Resource-saving intralogistics
Data-based planning for greater efficiency
Many companies could achieve significant efficiency gains in production-related intralogistics with data-supported optimizations and thus operate in a more resource-efficient manner. This is made possible by time-saving material flows and higher productivity, among other things. The starting point for this is intelligent process planning. The software company MHP offers solutions.
More uncertainty in the supply chains and frequently postponed orders by customers increase the effort for companies to coordinate internal processes and the required materials and resources. The manual control effort in all processes is increasing significantly. Many companies are meeting this challenge with greater automation. Artificial intelligence (AI), IoT-supported devices for better shipment tracking and digital twins are key tools in this regard. However, the DACH region in particular has a lot of catching up to do here. This is impressively demonstrated by the "Industry 4.0 Barometer 2024", a joint study by MHP and the Ludwig Maximilian University of Munich.
The reasons for this technological stagnation are manifold: they range from the existing shortage of skilled workers to concerns that the solutions are not technically mature enough. In principle, however, many companies have recognized the current challenges and are increasingly investing in the digitalization of their processes. Most recently, securing supply chains has been the most important concern. Now that many companies can demonstrate initial progress in this area, they are focusing on their production-related, intralogistics processes and improved material flow planning, among other things.
Efficient and resource-saving material flow
There is often considerable potential for optimization and savings here in particular. Depending on the industry and initial situation, cost reduction opportunities of up to 10 percent are identified in this area - primarily through shorter and more efficient material flows, which help to minimize idle times at assembly stations and machines, reduce capital commitment costs and speed up production processes.
The prerequisite for this is systematic, data-based planning. However, this is precisely where there are often deficits: even today, many companies still plan their intralogistics primarily based on experience from past projects and the know-how of their employees: a lengthy, iterative and generally error-prone process - especially when the framework conditions for production change frequently due to new products and variants.
Digital twins for an overview
Intelligent planning tools can help here. The starting point for these systems is usually a digital twin: this digitally and mathematically maps the real intralogistics environment and records all existing processes, including the associated costs. To do this, it takes data from various sources - such as the company's own SAP system - as well as the product lifecycle management system. Based on this data, the algorithms connected to the digital twin analyze the current status. This enables the system to automatically determine the associated costs for each process step and for each individual component that is moved to or on an assembly line. This automated allocation is an important competitive factor, especially for companies that take thousands of individual components into account in material flow planning - because only sufficient transparency enables targeted improvements.
A co-pilot for planning
Digital twins are nothing new in principle. Brick-and-mortar retailers, for example, have been using them for some time to optimize sales areas and shorten internal transport routes. However, there have hardly been any solutions on the market for production-related intralogistics in particular. The SaaS solution Supply_it from MHP, presented for the first time at LogiMAT in collaboration with Porsche Consulting, aims to close this gap: it provides planners with targeted support using the co-pilot stored in the system. This easily visualizes the existing cost structure of intralogistics and proactively makes suggestions as to how and where companies can achieve the greatest savings and time savings through their material flow planning. Among other things, the stored logic automatically searches for the most cost-effective process, taking transport routes into account. It also identifies different possible combinations in which production can install individual components as efficiently as possible. The logic also takes into account existing restrictions, such as capacity limits of the transport systems used or storage areas.

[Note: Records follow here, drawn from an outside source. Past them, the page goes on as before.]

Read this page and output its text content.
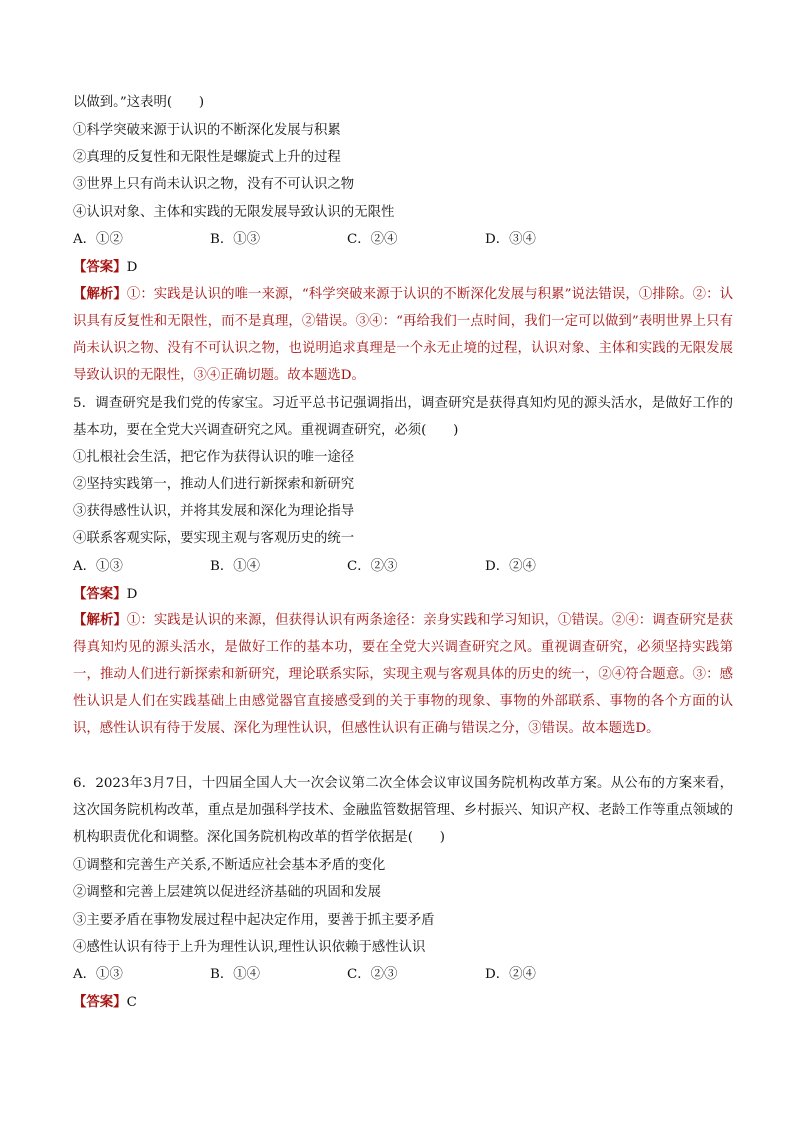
以做到。”这表明(　　)
①科学突破来源于认识的不断深化发展与积累
②真理的反复性和无限性是螺旋式上升的过程
③世界上只有尚未认识之物，没有不可认识之物
④认识对象、主体和实践的无限发展导致认识的无限性
A．①②	B．①③	C．②④	D．③④
【答案】D
【解析】①：实践是认识的唯一来源，“科学突破来源于认识的不断深化发展与积累”说法错误，①排除。②：认识具有反复性和无限性，而不是真理，②错误。③④：“再给我们一点时间，我们一定可以做到”表明世界上只有尚未认识之物、没有不可认识之物，也说明追求真理是一个永无止境的过程，认识对象、主体和实践的无限发展导致认识的无限性，③④正确切题。故本题选D。
5．调查研究是我们党的传家宝。习近平总书记强调指出，调查研究是获得真知灼见的源头活水，是做好工作的基本功，要在全党大兴调查研究之风。重视调查研究，必须(　　)
①扎根社会生活，把它作为获得认识的唯一途径
②坚持实践第一，推动人们进行新探索和新研究
③获得感性认识，并将其发展和深化为理论指导
④联系客观实际，要实现主观与客观历史的统一
A．①③	B．①④	C．②③	D．②④
【答案】D
【解析】①：实践是认识的来源，但获得认识有两条途径：亲身实践和学习知识，①错误。②④：调查研究是获得真知灼见的源头活水，是做好工作的基本功，要在全党大兴调查研究之风。重视调查研究，必须坚持实践第一，推动人们进行新探索和新研究，理论联系实际，实现主观与客观具体的历史的统一，②④符合题意。③：感性认识是人们在实践基础上由感觉器官直接感受到的关于事物的现象、事物的外部联系、事物的各个方面的认识，感性认识有待于发展、深化为理性认识，但感性认识有正确与错误之分，③错误。故本题选D。
6．2023年3月7日，十四届全国人大一次会议第二次全体会议审议国务院机构改革方案。从公布的方案来看，这次国务院机构改革，重点是加强科学技术、金融监管数据管理、乡村振兴、知识产权、老龄工作等重点领域的机构职责优化和调整。深化国务院机构改革的哲学依据是(　　)
①调整和完善生产关系,不断适应社会基本矛盾的变化
②调整和完善上层建筑以促进经济基础的巩固和发展
③主要矛盾在事物发展过程中起决定作用，要善于抓主要矛盾
④感性认识有待于上升为理性认识,理性认识依赖于感性认识
A．①③	B．①④	C．②③	D．②④
【答案】C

The cloud solution also offers helpful simulation tools: If a company wants to adapt its processes, Supply_it Logic calculates the associated effects - even for different scenarios. This reduces the risk of companies introducing inefficient processes and the danger of planning errors. In concrete terms, our practical experience shows that with Supply_it, user companies are able to achieve a cost-optimized allocation of components in a short time - often in less than ten minutes.
OEM saves around 10 percent of intralogistics costs
An automotive manufacturer is already successfully using Supply_it in its material flow planning and uses it to manage more than 3,000 individual components. Thanks to its introduction, the OEM has been able to save around 10 percent of its intralogistics costs to date. One reason for this is the more efficient utilization of the driverless transport vehicles used in production.
The company achieved further optimizations directly on the assembly line: for example, it was able to reduce its handling costs for installing seat belts by 1.50 euros per piece by reorganizing the relevant processes. With around 60,000 belts installed per year, a single cost-optimized step reduces the total annual costs by around 90,000 euros. This shows impressively that intelligent solutions save considerable costs - companies from the mechanical engineering or automotive industries that have to evaluate a large number of individual components and have a large number of restrictions such as picking and sequencing simply need to be prepared to part with conventional tools such as Excel and open up to new tools.